Performance was measured by policy value $\mathbb E[\tau_0(X)\mathbbm{1}\{\text{assign }1\}]$ and regret relative to oracle.

Method	Policy Value	Regret
Oracle policy	0.1833	0.0000
Policy tree (DR)	0.1247	0.0586
X-learner	0.0834	0.0999
Causal-policy forest	0.1730	0.0103

CPF achieves near-oracle welfare, outperforming both plug-in and doubly robust policy-tree baselines (Kato, 28 Dec 2025).

Causal-Policy Forest is distinguished from:

Traditional plug-in policy learning, which fits CATE or potential outcome models and thresholds them, often requiring separate nuisance estimation stages (Kato, 28 Dec 2025).
Modified Causal Forest approaches for multi-armed policies, which use decision trees/forests with recursive partitioning and welfare-driven policy score optimization, but do not necessarily endogenize the nuisance estimation or splitting criterion to the restricted MSE target (Bodory et al., 2024).
Forest-PLS for feature selection in policy effect heterogeneity, which combines partial least squares dimension reduction with causal forest for CATE estimation, but is not formulated to produce direct sign-policies for end-to-end welfare optimization (Nareklishvili et al., 2022).

A plausible implication is that CPF offers an efficient, theoretically grounded alternative to existing forest-based policy learners, particularly in binary treatment settings where interpretability, computational efficiency, and integration of CATE and policy learning objectives are critical.
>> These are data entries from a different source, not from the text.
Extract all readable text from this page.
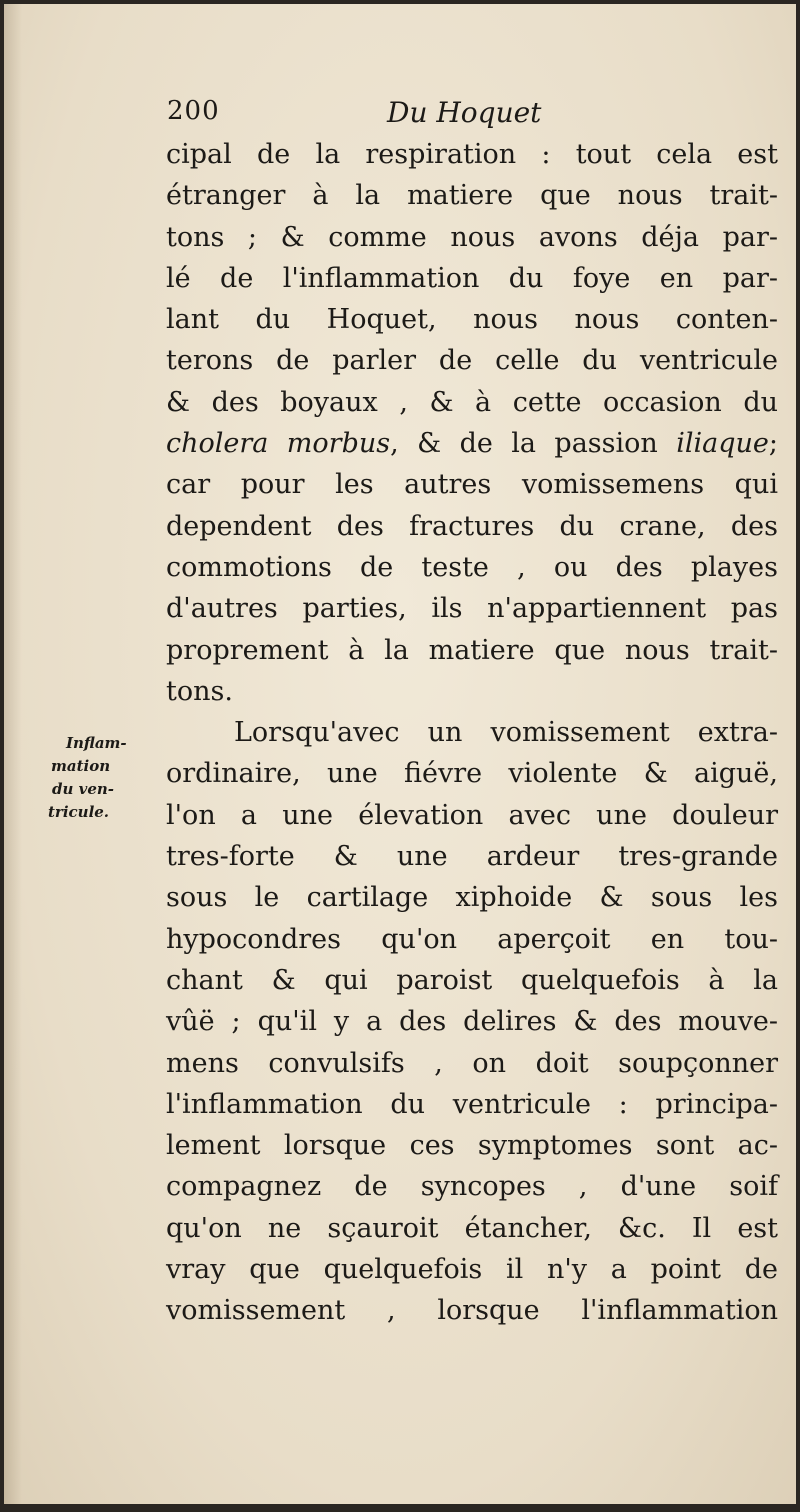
200	Du Hoquet
Inflam-
mation
du ven-
tricule.
cipal de la respiration : tout cela est
étranger à la matiere que nous trait-
tons ; & comme nous avons déja par-
lé de l'inflammation du foye en par-
lant du Hoquet, nous nous conten-
terons de parler de celle du ventricule
& des boyaux , & à cette occasion du
cholera morbus, & de la passion iliaque;
car pour les autres vomissemens qui
dependent des fractures du crane, des
commotions de teste , ou des playes
d'autres parties, ils n'appartiennent pas
proprement à la matiere que nous trait-
tons.
Lorsqu'avec un vomissement extra-
ordinaire, une fiévre violente & aiguë,
l'on a une élevation avec une douleur
tres-forte & une ardeur tres-grande
sous le cartilage xiphoide & sous les
hypocondres qu'on aperçoit en tou-
chant & qui paroist quelquefois à la
vûë ; qu'il y a des delires & des mouve-
mens convulsifs , on doit soupçonner
l'inflammation du ventricule : principa-
lement lorsque ces symptomes sont ac-
compagnez de syncopes , d'une soif
qu'on ne sçauroit étancher, &c. Il est
vray que quelquefois il n'y a point de
vomissement , lorsque l'inflammation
7. Practical Significance and Applications

CPF provides a template for scalable, interpretable policy learning in domains requiring individualized treatment assignment policies:

Its end-to-end, honest construction avoids explicit nuisance modeling, reducing the risk of model misspecification in high-dimensional or complex settings (Kato, 28 Dec 2025).
Direct connection between the restricted MSE objective and policy value simplifies tuning and evaluation, especially when contrasted with two-stage plug-in procedures.
CPF's aggregation enables robust, majority-rule policy assignment and facilitates incorporation into ensemble workflows where stability under resampling is desired.

CPF is especially pertinent in settings with binary interventions and structured heterogeneity, offering a balance between rigorous inferential guarantees and computational tractability.